Shortest Job First (non-preemptive). Each thread's run-times are known in advance. The shortest job is run first.

However, runtimes are usually not available in advance. We may compute CPU burst estimates based on heuristics, or by user-supplied estimates.

1.4 SRT

Shortest Remaining Time is the preemptive version of shortest job first. Choose process whose remaining time is shortest. When a new process arrives with an execution time less than the remaining time of the current process, preempt the current process. Allows new short jobs to get good service.

1.5 Fair-Share RR

Fair-share scheduling is a generalization of round-robin. Users are assigned some fraction of the CPU. Within each user, round-robin is used.

1.6 Priority

Jobs are run based on their priority. Always run the job with the highest priority. Priorities can be externally defined (by the user) or based on some process-specific metrics (e.g. their expected CPU burst).
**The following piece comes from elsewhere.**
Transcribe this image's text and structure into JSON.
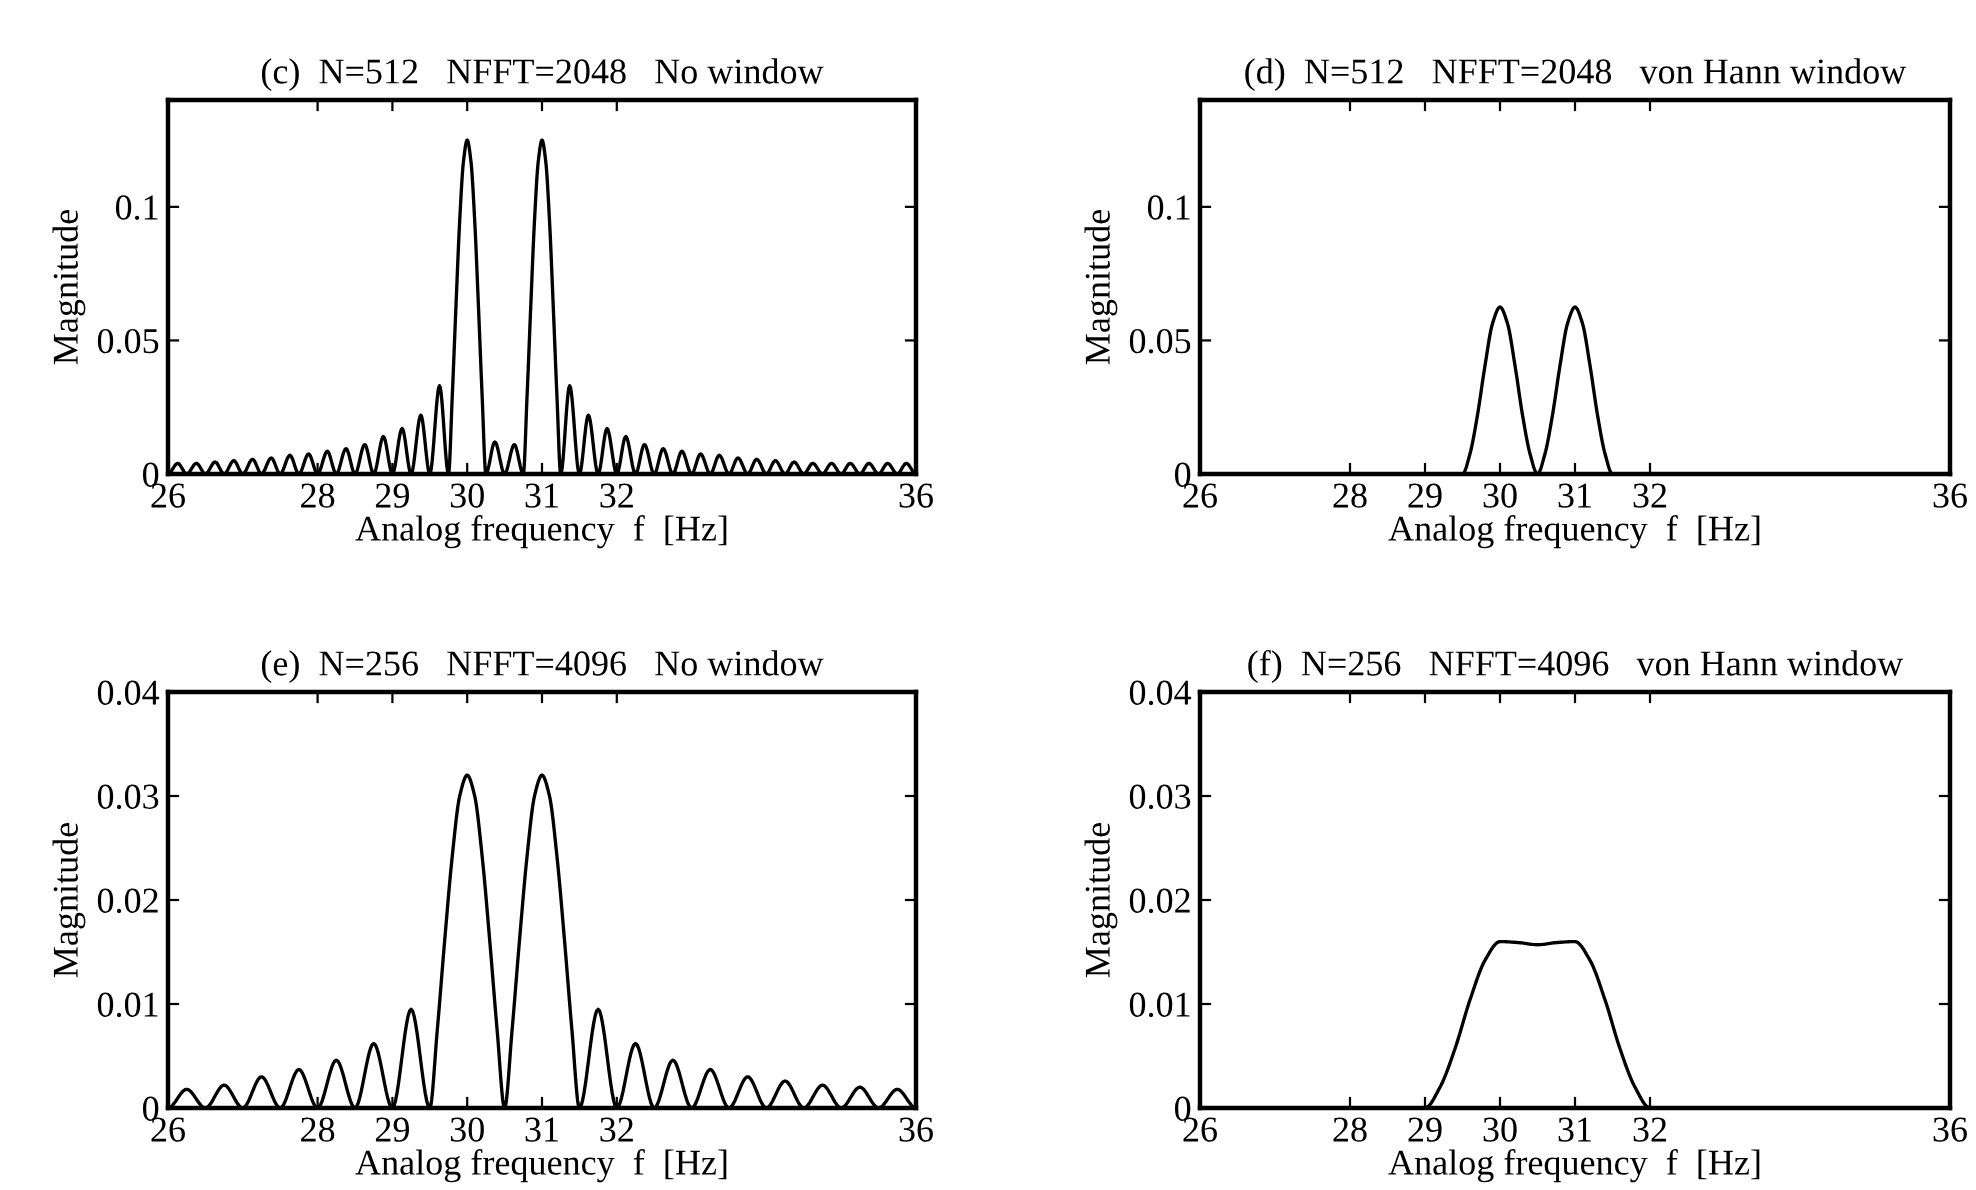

Priorities can be static or dynamic:

• Static: Priority does not change.
• Dynamic: Priority changes based on the behavior of the process.

2. General Purpose Scheduling

We want to:

• Favour short and I/O bound jobs for good resource utilisation and short response times.
• Quickly tdetermine the nature of a job and adapt to changes.

2.1 Multilevel Feedback Queues

A multilevel feedback queue is form of priority scheduling. There is one queue for each priority level. Run job on highest non-empty priority queue. Each queue can use a different scheduling algorithm (usually round-robin).

• Need to determine current nature of the job. Job priorities recomputed periodically (e.g. exponentially weighted moving average).
• Need to worry about starvation of lower-priority jobs. Aging: increase priority of jobs in lower-priority queues.

MLFQS is bad for a few reasons:

• Not very flexible - Applications have little control, priorities make no guar=rantees.
• Does not react quickly to changes - often needs a warm-up period. Problem for real-time systems.
• Cheating is a concern - add meaningless IO to boost priority?
• Cannot donate priority.

2.2 Lottery Scheduling

Jobs recieve lottery tickets of various resources. At each scheduling decision, one ticket is chosen at random and the job holding that ticket wins. The more tickets a job has, the more likely it is to win.

• Number of lottery tickets is meaningful.
• Highly responsive.
• No starvation.
• Jobs can exchange tickets.
• Adding / removing jobs affects remaining jobs proportionally.
• Unpredictable response time.

3. Summary

Scheduling algorithms often need to balance conflicting goals. Different scheduling algorithms are appropriate in different ways.